Les Chambres Inquiètes – Lisa Tuttle

les chambres inquietesRésumé : Recueil composé de 14 nouvelles de Lis Tuttle, sélectionnées et traduites par Nathalie Serval.

 

Edition : Dystopia

 

 

Mon Avis : J’ai découvert Lisa Tuttle il y a plus d’un an avec la parution d’un recueil de six de ses nouvelles, toujours aux éditions Dystopia, qui m’avait rapidement happé à travers ses écrits, mélange de réalité et de fantastique ou l’angoisse n’est jamais très loin, tout en se révélant réfléchi (ma chronique ici). Par conséquent quand j’ai appris qu’un nouveau recueil de textes de l’auteur était publié je n’ai pas mis longtemps à le faire rentrer dans ma PAL. À noter de nouveau une couverture, illustrée par Stépahne Perger, qui se révèle magnifique. Ce livre est ainsi composé de 14 nouvelles.

Un Nid D’insectes : Ellen décide d’aller se réfugier quelques jours chez sa tante suite à l’infidélité de son mari, espérant s’y ressourcer. Elle y découvre alors une maison au bord de la ruine et une vieille femme malade, elle va alors tout tenter pour aider sa tante. Un texte assez classique dans sa construction, devenant lentement de plus en plus angoissant au fil des pages, où la réalité dérape dans la dernière partie pour mieux tenter de surprendre. Je trouve juste dommage que l’auteur donne trop d’indices, ce qui fait que j’avais deviné la conclusion, mais rien de non plus trop bloquant tant elle se révèle marquante, voir perturbante et risque de ne pas laisser indifférent.

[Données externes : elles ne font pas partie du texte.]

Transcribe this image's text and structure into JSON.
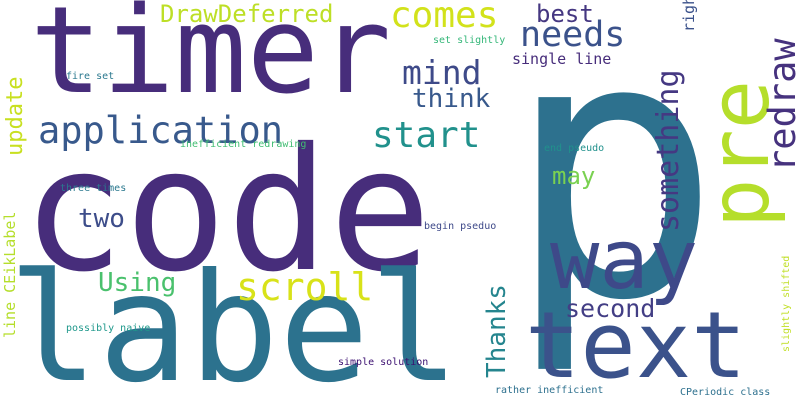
{
  "words": {
    "p": {
      "text": "p",
      "color": "#2d718e"
    },
    "code": {
      "text": "code",
      "color": "#472d7b"
    },
    "timer": {
      "text": "timer",
      "color": "#472d7b"
    },
    "label": {
      "text": "label",
      "color": "#2c728e"
    },
    "text": {
      "text": "text",
      "color": "#3b528b"
    },
    "way": {
      "text": "way",
      "color": "#3e4989"
    },
    "pre": {
      "text": "pre",
      "color": "#b5de2b"
    },
    "application": {
      "text": "application",
      "color": "#38598c"
    },
    "start": {
      "text": "start",
      "color": "#21918c"
    },
    "scroll": {
      "text": "scroll",
      "color": "#d8e219"
    },
    "comes": {
      "text": "comes",
      "color": "#d2e21b"
    },
    "needs": {
      "text": "needs",
      "color": "#3b528b"
    },
    "mind": {
      "text": "mind",
      "color": "#3e4a89"
    },
    "best": {
      "text": "best",
      "color": "#453781"
    },
    "think": {
      "text": "think",
      "color": "#38598c"
    },
    "draw_deferred": {
      "text": "DrawDeferred",
      "color": "#bddf26"
    },
    "using": {
      "text": "Using",
      "color": "#4ac16d"
    },
    "two": {
      "text": "two",
      "color": "#3d4d8a"
    },
    "may": {
      "text": "may",
      "color": "#7ad151"
    },
    "second": {
      "text": "second",
      "color": "#433e85"
    },
    "redraw": {
      "text": "redraw",
      "color": "#46327e"
    },
    "something": {
      "text": "something",
      "color": "#453882"
    },
    "thanks": {
      "text": "Thanks",
      "color": "#25858e"
    },
    "update": {
      "text": "update",
      "color": "#c8e020"
    },
    "line_ceiklabel": {
      "text": "line CEikLabel",
      "color": "#b5de2b"
    },
    "right": {
      "text": "right",
      "color": "#3b528b"
    },
    "slightly_shifted": {
      "text": "slightly shifted",
      "color": "#c0df25"
    },
    "single_line": {
      "text": "single line",
      "color": "#472d7b"
    },
    "set_slightly": {
      "text": "set slightly",
      "color": "#35b779"
    },
    "fire_set": {
      "text": "fire set",
      "color": "#2a788e"
    },
    "inefficient_redrawing": {
      "text": "inefficient redrawing",
      "color": "#40bd72"
    },
    "end_pseudo": {
      "text": "end pseudo",
      "color": "#21918c"
    },
    "three_times": {
      "text": "three times",
      "color": "#2a788e"
    },
    "begin_pseduo": {
      "text": "begin pseduo",
      "color": "#3e4989"
    },
    "possibly_naive": {
      "text": "possibly naive",
      "color": "#1f988b"
    },
    "simple_solution": {
      "text": "simple solution",
      "color": "#3b0f70"
    },
    "rather_inefficient": {
      "text": "rather inefficient",
      "color": "#2d708e"
    },
    "cperiodic_class": {
      "text": "CPeriodic class",
      "color": "#2d708e"
    }
  }
}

Sans Regrets : Cette nouvelle nous fait découvrir Miranda, poétesse connue et reconnue, obligée de revenir enseigner dans sa ville natale pour des raisons financières. Le passé va alors la rattraper. Un texte peut-être moins percutant et moins angoissant que le précédent, mais qui se révèle réussi soulevant de nombreuses questions que ce soit, comme souvent avec l’auteur, sur la possibilité de mélanger vie de famille et vie professionnelle, mais aussi plus globalement sur la position de la femme dans la société. Un travail de fond efficace et intéressant, même si la forme n’est pas non plus oublié pour autant avec un univers fantastique réussi et des personnages attachants.

En Pièces Détachées : On découvre à travers cette nouvelle une jeune femme qui n’arrive pas à trouver l’amour, mais qui, après chaque fin de relation, retrouve dans son lit un bout de son ancien amant. Elle va alors décider de les collectionner. Une nouvelle qui se révèle cynique et pleine d’humour noir sur la quête pour chacun de la moitié parfaite à tous les égards. On plonge ainsi avec plaisir dans cette lente folie qui s’installe chez l’héroïne, qui se retrouve ainsi à expérimenter pour essayer de mieux comprendre ce qui lui arrive et d’obtenir le corps parfait. Un texte à la fois surprenant, drôle angoissant et qui offre une conclusion des plus frappante.

La Tombe de Jamie : Cette nouvelle nous fait découvrir une mère qui ne vit que pour son fils et a du mal à être séparé de lui. Sauf que son fils va trouver une nouvelle lubie qui va l’éloigner un peu plus d’elle : creuser. Ce qu’il va découvrir va alors les changer tous les deux. Un texte très intimiste, offrant une réflexion sur la maternité et plus précisément sur l’amour étouffant d’une mère vers son fils, sur la liberté de l’un par rapport à l’autre le tout au milieu d’une famille séparée. Comme toujours l’auteur sait jouer avec le lecteur pour glisser peu à peu dans une histoire angoissante, où le fantastique apparait pour mieux nous surprendre dans un final assez surprenant. J’ai par contre eu un peu de mal à vraiment m’associer à l’héroïne, mais je ne saurais trop dire pourquoi.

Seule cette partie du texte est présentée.